IRVINE, Calif. - Although NASD has amended a controversial proposal that would boost standards involving the sale of deferred variable annuities, some industry interests continue to put up a fight.
In comment letters filed last month, more than 100 industry representatives took shots at the latest changes to a proposal that would require sellers of deferred variable annuities to meet special suitability requirements. When the rule change first was proposed in December 2004, it also received a flood of negative responses from those in the industry.
The latest criticisms came in response to amendments that Washington-based NASD filed with the Securities and Exchange Commission in May. The SEC put the changes out for comment, with responses due by July 19.
The changes were intended to make the proposal more palatable to the industry.
But many of those commenting said that the latest modifications don't go far enough to address the industry's initial concern, which is that NASD suitability rules already cover variable annuities. Many have called the proposal vague and worry about how NASD might enforce it.
"We don't think there's been a need shown for this," said Gary A. Sanders, senior counsel for law and state relations at the National Association of Insurance and Financial Advisors in Falls%A0;Church, Va., formerly the National Association of Life Underwriters.
Regulators disagree, however.
In complaints involving the elderly, state regulators have reported that variable or equity index annuities were involved in 65% of the cases in Massachusetts, and 60% in Hawaii and Mississippi.
Patricia Struck, president of the North American Securities Administrators Association Inc. of Washington, cited those figures last month during an SEC-sponsored meeting on protecting older Americans. She is the Wisconsin state securities administrator.
Industry observers expect the SEC to approve some version of the VA suitability rule.
The proposal has "an awful lot of momentum," said David Bellaire, general counsel at the Financial Services Institute Inc., an Atlanta-based group that represents independent-contractor broker-dealers.
With the large number of comments just received in response to the latest changes, "we're hopeful it will get [NASD] to slow down to take a second and third look," he said.
"We would like to see changes to make it more similar to [NASD's] general suitability requirement," Mr.

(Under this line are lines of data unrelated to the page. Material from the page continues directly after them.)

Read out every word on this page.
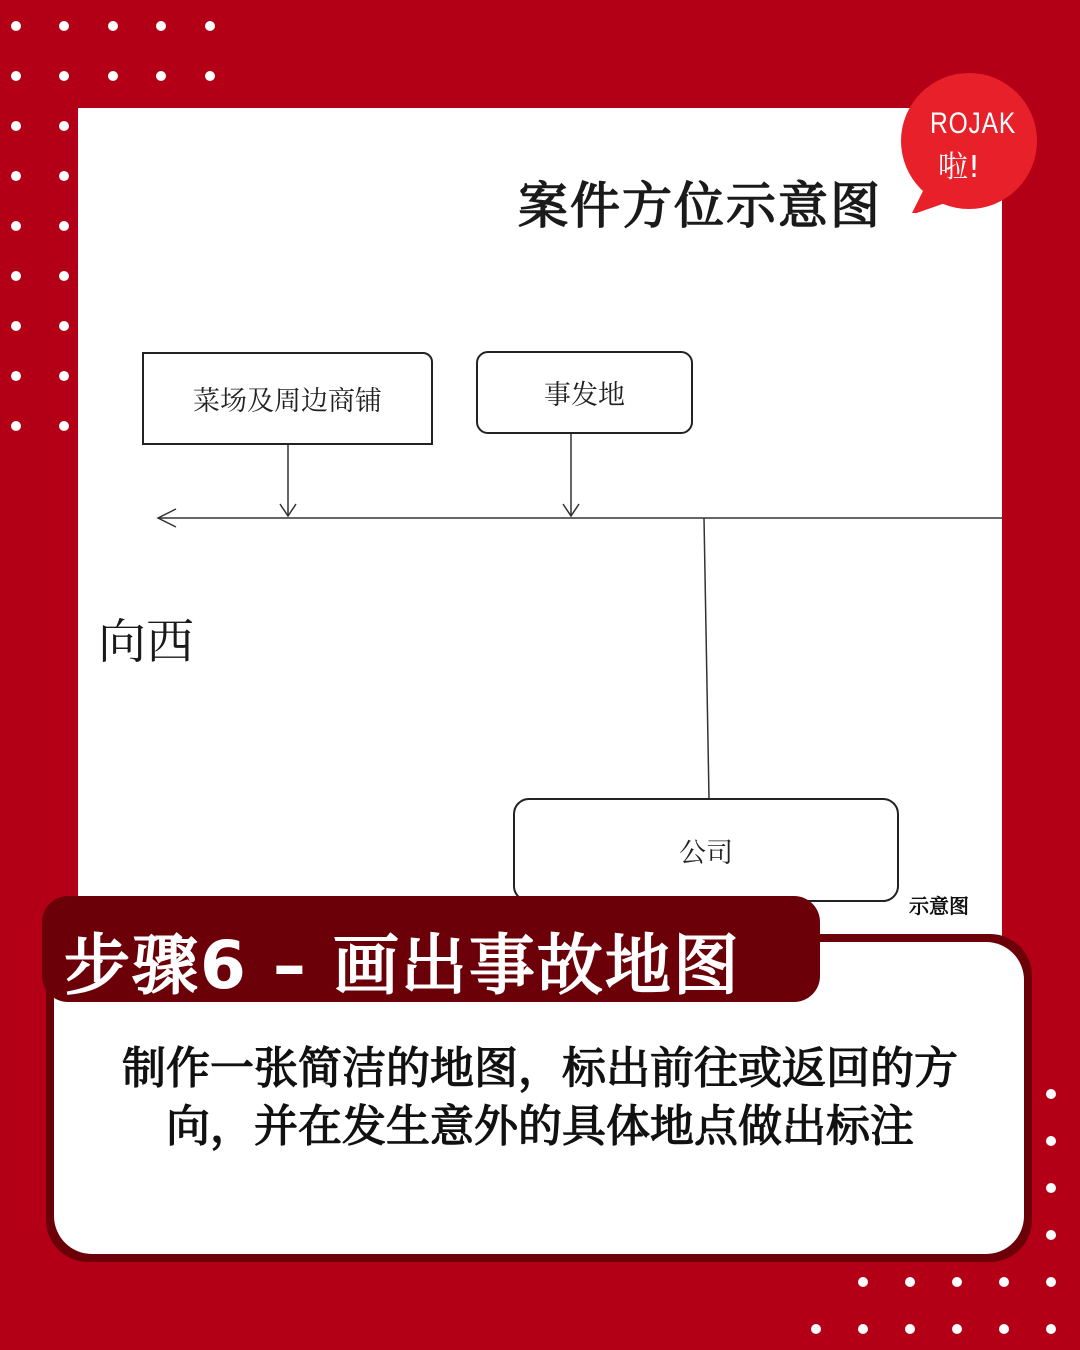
案件方位示意图
菜场及周边商铺	事发地
公司
向西
示意图
ROJAK
啦!
制作一张简洁的地图，标出前往或返回的方向，并在发生意外的具体地点做出标注
步骤6 – 画出事故地图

Bellaire added.
NASD has removed several provisions from the proposal that the industry found objectionable.
Those include a requirement that firms would have to have sufficient reason to believe that VA prospects had long-term investment objectives and a need for the product. In judging need, annuities were to be compared with other investment vehicles.
In previous comment letters, some said that these provisions were too vague and an unprecedented move by regulators to mandate product comparisons.

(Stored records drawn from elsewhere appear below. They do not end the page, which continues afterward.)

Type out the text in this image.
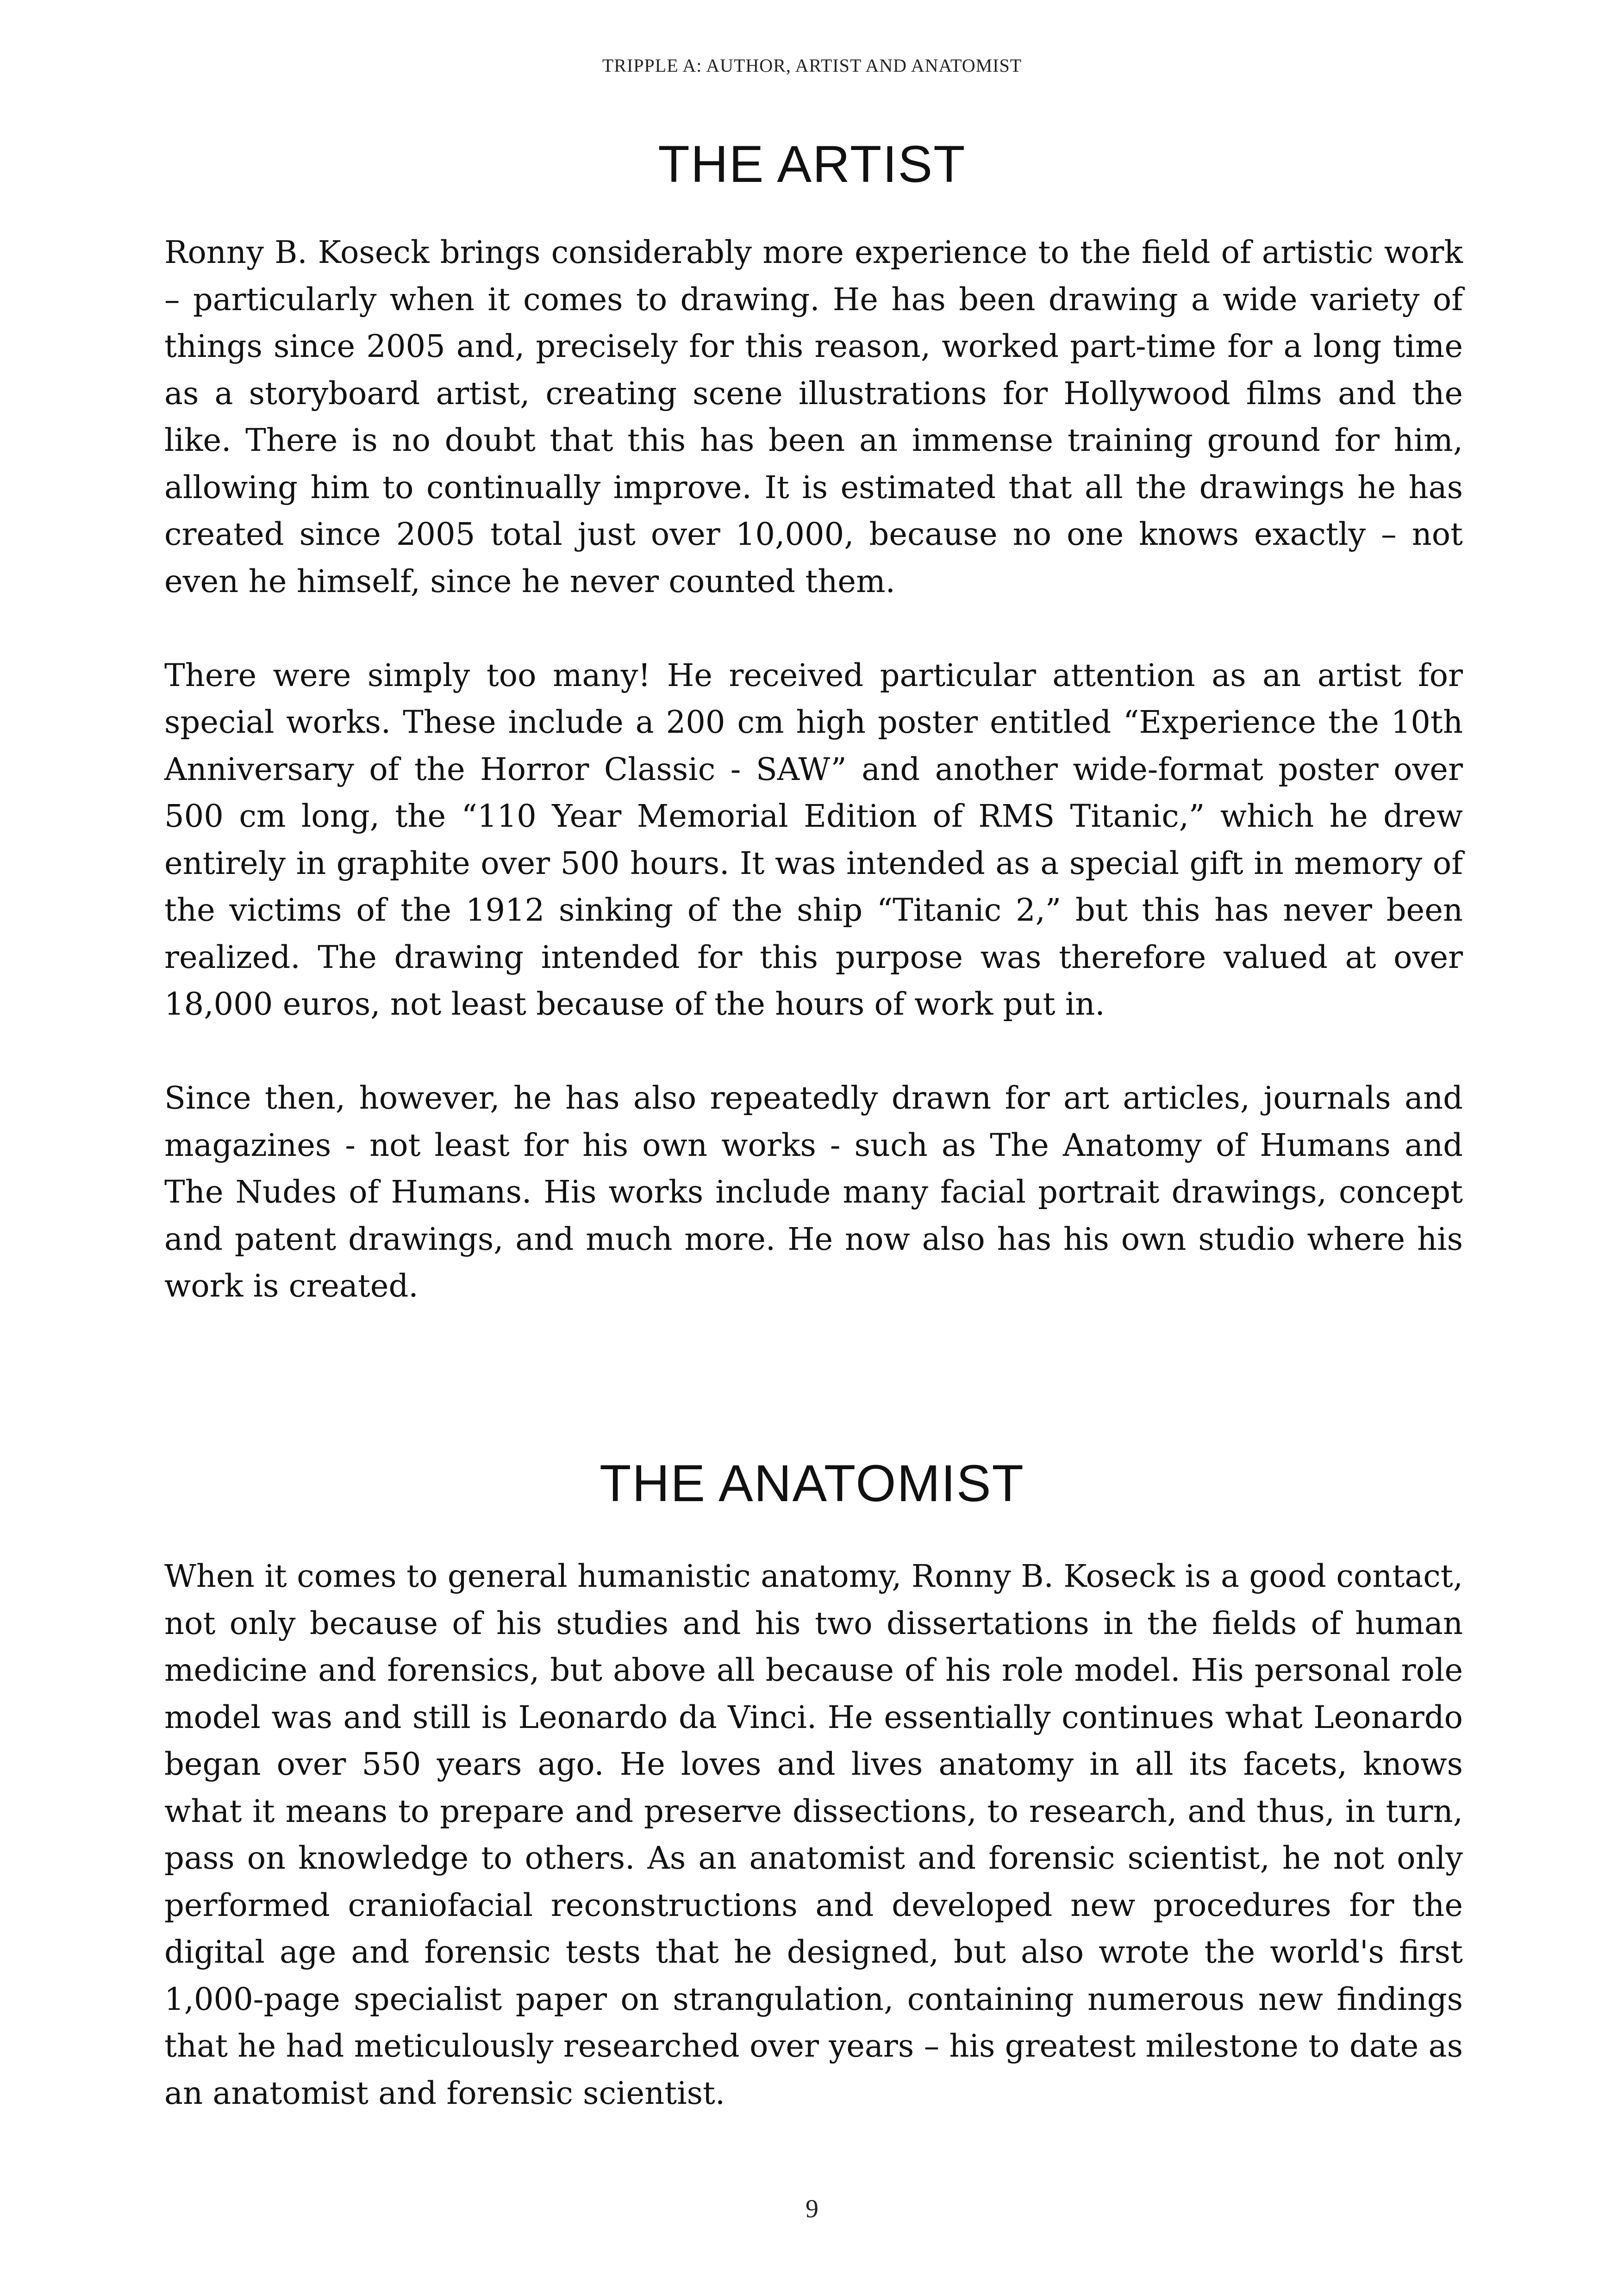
TRIPPLE A: AUTHOR, ARTIST AND ANATOMIST
THE ARTIST

Ronny B. Koseck brings considerably more experience to the field of artistic work – particularly when it comes to drawing. He has been drawing a wide variety of things since 2005 and, precisely for this reason, worked part-time for a long time as a storyboard artist, creating scene illustrations for Hollywood films and the like. There is no doubt that this has been an immense training ground for him, allowing him to continually improve. It is estimated that all the drawings he has created since 2005 total just over 10,000, because no one knows exactly – not even he himself, since he never counted them.

There were simply too many! He received particular attention as an artist for special works. These include a 200 cm high poster entitled “Experience the 10th Anniversary of the Horror Classic - SAW” and another wide-format poster over 500 cm long, the “110 Year Memorial Edition of RMS Titanic,” which he drew entirely in graphite over 500 hours. It was intended as a special gift in memory of the victims of the 1912 sinking of the ship “Titanic 2,” but this has never been realized. The drawing intended for this purpose was therefore valued at over 18,000 euros, not least because of the hours of work put in.

Since then, however, he has also repeatedly drawn for art articles, journals and magazines - not least for his own works - such as The Anatomy of Humans and The Nudes of Humans. His works include many facial portrait drawings, concept and patent drawings, and much more. He now also has his own studio where his work is created.

THE ANATOMIST

When it comes to general humanistic anatomy, Ronny B. Koseck is a good contact, not only because of his studies and his two dissertations in the fields of human medicine and forensics, but above all because of his role model. His personal role model was and still is Leonardo da Vinci. He essentially continues what Leonardo began over 550 years ago. He loves and lives anatomy in all its facets, knows what it means to prepare and preserve dissections, to research, and thus, in turn, pass on knowledge to others. As an anatomist and forensic scientist, he not only performed craniofacial reconstructions and developed new procedures for the digital age and forensic tests that he designed, but also wrote the world's first 1,000-page specialist paper on strangulation, containing numerous new findings that he had meticulously researched over years – his greatest milestone to date as an anatomist and forensic scientist.

9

The revised rule would require firms and brokers to have a reasonable basis to think that "the customer would benefit from the unique features of a deferred variable annuity (e.g., tax-deferred growth, annuitization or a death benefit)," the proposal said.
NASD also softened a requirement for a pre-review of VA sales by a principal. The self-regulatory organization now wants a principal to review the transaction within two days, and it dropped specific review criteria.
Even so, principals will be hard-pressed to make a decision in two days, said Mike DeGeorge, general counsel for the National Association of Variable Annuities of Reston, Va. NAVA recommended that the review be done "promptly" rather than within a strict time limit that could cause rescissions, he said.
Still a tough mandate
The proposal still would institute supervisory and training requirements tailored specifically to variable products.
Furthermore, registered representatives would have to sign off on the fact that they informed VA buyers of surrender charges, possible tax penalties, mortality-and-expense fees, advisory fees and charges for riders.
"These determinations shall be documented and signed by the associated person recommending the transaction," the proposal stated.
Prior to a sale, reps and firms also would have to make "reasonable efforts" to gather detailed financial data on customers.
In a comment letter last month, the Public Investors Arbitration Bar Association of Norman, Okla., urged NASD to require brokers to disclose the commissions they make from VA sales.
High commissions cause abusive sales, according to PIABA, which represents investor plaintiff's attorneys.
The FSI said that cost information should be incorporated into a separate pending SEC point-of-sale-disclosure rule that would detail costs to investors for a variety of packaged products. The SEC proposed the rule in 2004, issued a revised version last year and is still working on a final version.